The lawsuit by New York, Connecticut, Maryland and New Jersey came seven months after Trump signed into law the $1.5 trillion overhaul, which also lowered taxes for many wealthy Americans and slashed the corporate tax rate.
It also adds to the many legal battles between Democratic-led and -leaning states, including several that impose comparatively high taxes, and the Trump administration.
Andrew Cuomo, New York’s Democratic governor, said in a statement: “The federal government is hellbent on using New York as a piggy bank to pay for corporate tax cuts and I will not stand for it.”
The U.S. Department of the Treasury, which along with Treasury Secretary Steven Mnuchin is among the defendants, was not immediately available for comment.
Taxpayers had before this year enjoyed an unlimited federal deduction for state and local taxes, or the SALT deduction.
But under the cap, individuals and married taxpayers filing jointly who itemize deductions may deduct only up to $10,000 annually for state and local income, property and sales taxes.
Critics say the cap disproportionately harms high-tax states, many of which lean Democratic.
Voters in New York, Connecticut, Maryland and New Jersey favored Hillary Clinton, a Democrat, in the 2016 presidential election.
According to the lawsuit, capping the SALT deduction will force New York taxpayers alone to pay an additional $14.3 billion in federal taxes this year, and another $121 billion through 2025, when the cap is scheduled to expire.
The states said the cap will depress home prices, spending, job growth and economic growth, and impede their ability to pay for essential services such as schools, hospitals, police, and road and bridge construction and maintenance.

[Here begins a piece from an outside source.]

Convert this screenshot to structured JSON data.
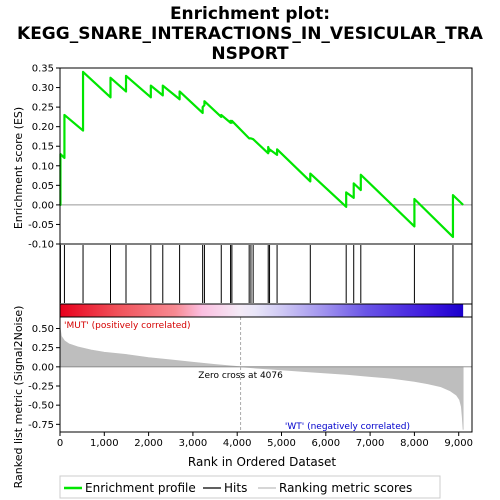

They also said it “effectively eviscerates” a deduction that has been on the books since 1861, and unconstitutionally intrudes on state sovereignty.
The lawsuit was filed in the U.S. District Court in Manhattan.
In May, the Treasury Department said it would propose regulations aimed at states trying to circumvent the cap.
New York, Connecticut and New Jersey had already adopted measures allowing taxpayers to fund local governments by making deductible charitable contributions to specified funds instead of paying taxes.